Casanova
Directed by Lasse Hallstrom

Written by Kimberly Simi and Jeffrey Hatcher from a story by Kimberly Simi and Michael Cristofer

Starring Heath Ledger, Sienna Miller

 

Casanova

Lasse Hallstrom's comedy "Casanova" is good enough that one only wishes it were better. The surprising casting of Heath Ledger as Casanova - he's not, after all, a gorgeous hunk with great cheekbones and bedroom eyes but an actor who relies on his marvelous vocal range for his effects - helps the film, as does the casting of the attractive yet tough-looking Sienna Miller as his feminist foil. But the film moves in fits and starts instead of a smooth progression, and the script could have used one more rewrite to help it along.

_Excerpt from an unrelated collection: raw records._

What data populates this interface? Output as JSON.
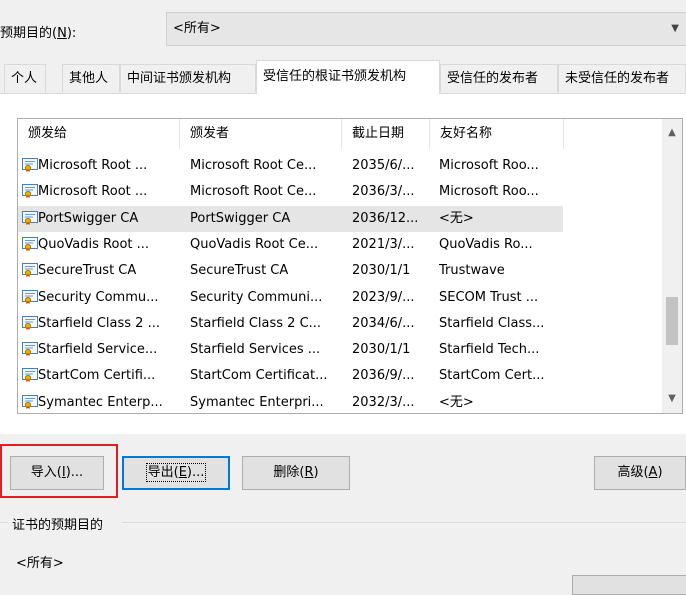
{
  "purpose": {
    "label": "预期目的(N):",
    "label_prefix": "预期目的(",
    "label_key": "N",
    "label_suffix": "):",
    "selected": "<所有>"
  },
  "tabs": [
    {
      "label": "个人"
    },
    {
      "label": "其他人"
    },
    {
      "label": "中间证书颁发机构"
    },
    {
      "label": "受信任的根证书颁发机构"
    },
    {
      "label": "受信任的发布者"
    },
    {
      "label": "未受信任的发布者"
    }
  ],
  "active_tab": "受信任的根证书颁发机构",
  "columns": [
    "颁发给",
    "颁发者",
    "截止日期",
    "友好名称"
  ],
  "rows": [
    {
      "issued_to": "Microsoft Root ...",
      "issued_by": "Microsoft Root Ce...",
      "expires": "2035/6/...",
      "friendly": "Microsoft Roo..."
    },
    {
      "issued_to": "Microsoft Root ...",
      "issued_by": "Microsoft Root Ce...",
      "expires": "2036/3/...",
      "friendly": "Microsoft Roo..."
    },
    {
      "issued_to": "PortSwigger CA",
      "issued_by": "PortSwigger CA",
      "expires": "2036/12...",
      "friendly": "<无>",
      "selected": true
    },
    {
      "issued_to": "QuoVadis Root ...",
      "issued_by": "QuoVadis Root Ce...",
      "expires": "2021/3/...",
      "friendly": "QuoVadis Ro..."
    },
    {
      "issued_to": "SecureTrust CA",
      "issued_by": "SecureTrust CA",
      "expires": "2030/1/1",
      "friendly": "Trustwave"
    },
    {
      "issued_to": "Security Commu...",
      "issued_by": "Security Communi...",
      "expires": "2023/9/...",
      "friendly": "SECOM Trust ..."
    },
    {
      "issued_to": "Starfield Class 2 ...",
      "issued_by": "Starfield Class 2 C...",
      "expires": "2034/6/...",
      "friendly": "Starfield Class..."
    },
    {
      "issued_to": "Starfield Service...",
      "issued_by": "Starfield Services ...",
      "expires": "2030/1/1",
      "friendly": "Starfield Tech..."
    },
    {
      "issued_to": "StartCom Certifi...",
      "issued_by": "StartCom Certificat...",
      "expires": "2036/9/...",
      "friendly": "StartCom Cert..."
    },
    {
      "issued_to": "Symantec Enterp...",
      "issued_by": "Symantec Enterpri...",
      "expires": "2032/3/...",
      "friendly": "<无>"
    }
  ],
  "scrollbar": {
    "position_fraction": 0.78
  },
  "buttons": {
    "import": {
      "prefix": "导入(",
      "key": "I",
      "suffix": ")..."
    },
    "export": {
      "prefix": "导出(",
      "key": "E",
      "suffix": ")..."
    },
    "delete": {
      "prefix": "删除(",
      "key": "R",
      "suffix": ")"
    },
    "advanced": {
      "prefix": "高级(",
      "key": "A",
      "suffix": ")"
    }
  },
  "purpose_group": {
    "title": "证书的预期目的",
    "value": "<所有>"
  },
  "colors": {
    "highlight": "#e02020",
    "focus": "#0078d7",
    "selected_row": "#e5e5e5"
  }
}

The story, in this iteration, is classic Goldoni farce: Casanova is already legendary in his Venetian world for his 'conquests,' which look more like mutually beneficial nights than any kind of one-sided event: early on he's forced by the police to run from a convent where he apparently knows every sister by heart and body part, and when he's brought before the Doge on the charge of fornication with a novice, he mutters under his breath, "She was hardly a novice." If only the rest of the film were as good as that line.

But there is a lot that is good. Oliver Platt, the lard king of Genoa who looks as though he's been sampling his own wares, is Paprizzio, affianced to a young virgin whom Casanova covets. He covets her, that is, until he meets Francesca Bruni, writer of feminist tracts under a man's name and sister of the young, also virginal man who secretly lusts after the young virgin as well. Their cute meet takes place when she, dressed like a man, takes her brother's place in a duel with Casanova and, of course, wins his heart. The rest of the film takes us through the trials and tribulations of the pair as iconoclast, feminist and sexual liberal under the heel of the inquisition as represented by the spectre-like Jeremy Irons as Bishop Pucci, ready to throw anyone into the dungeon, or preferably to hang them.

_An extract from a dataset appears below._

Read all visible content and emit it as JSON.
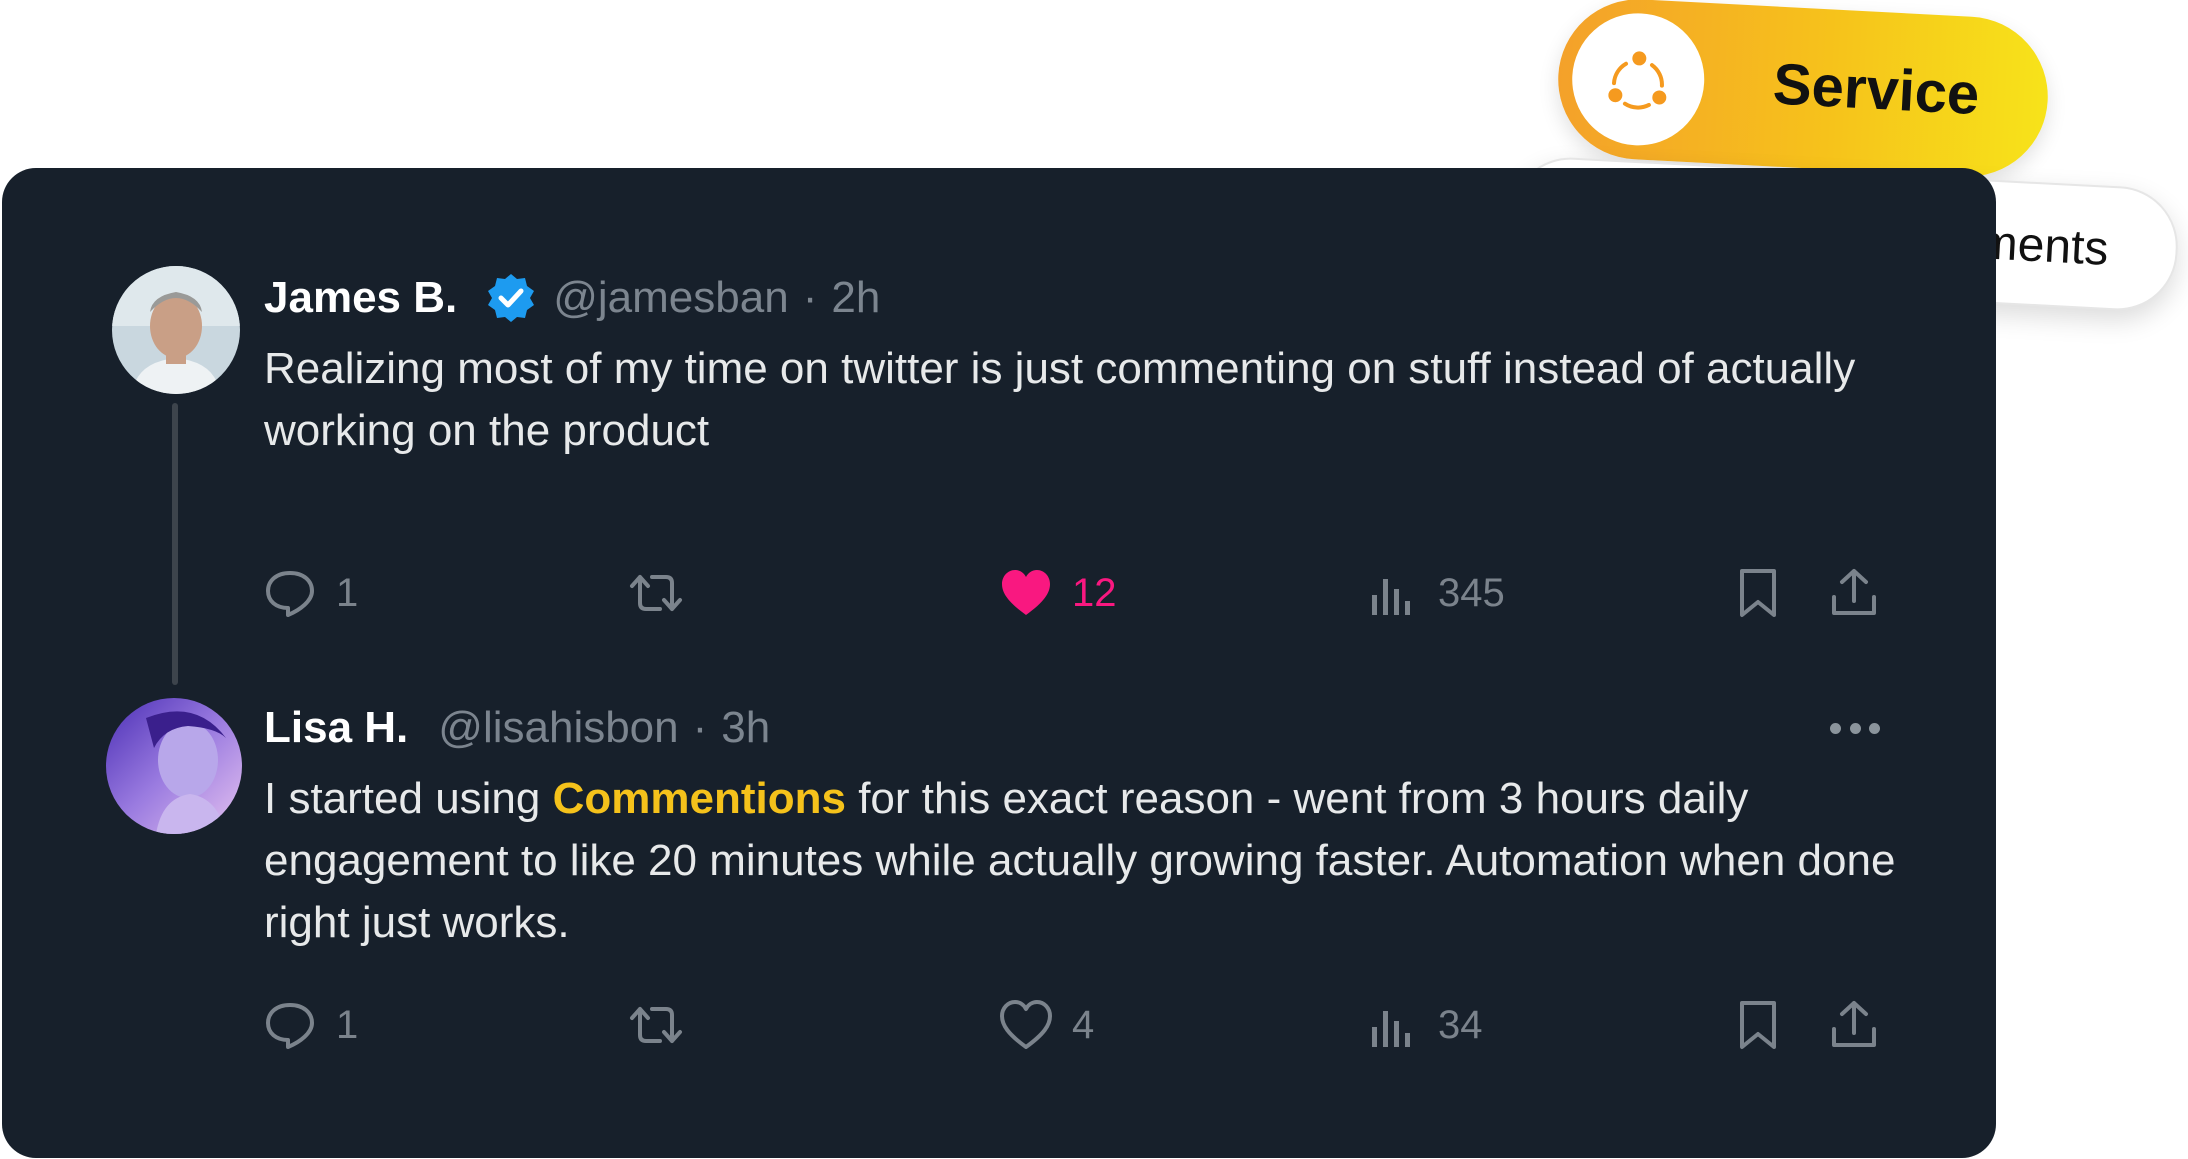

There are escapes, mistaken identities and many disguises, and much of it is funny; but the film lurches when it should sail smoothly, and spends time with more characters than the plot really needs, including Francesca's mother (Lena Olin), who ends up with Paprizzio herself. I like neat endings, but I wish it were more fun getting there. Masters of cuisine say there's nothing like lard to make a feather-light pie crust, and this film is so light it almost floats away. All together now: One-More-Rewrite!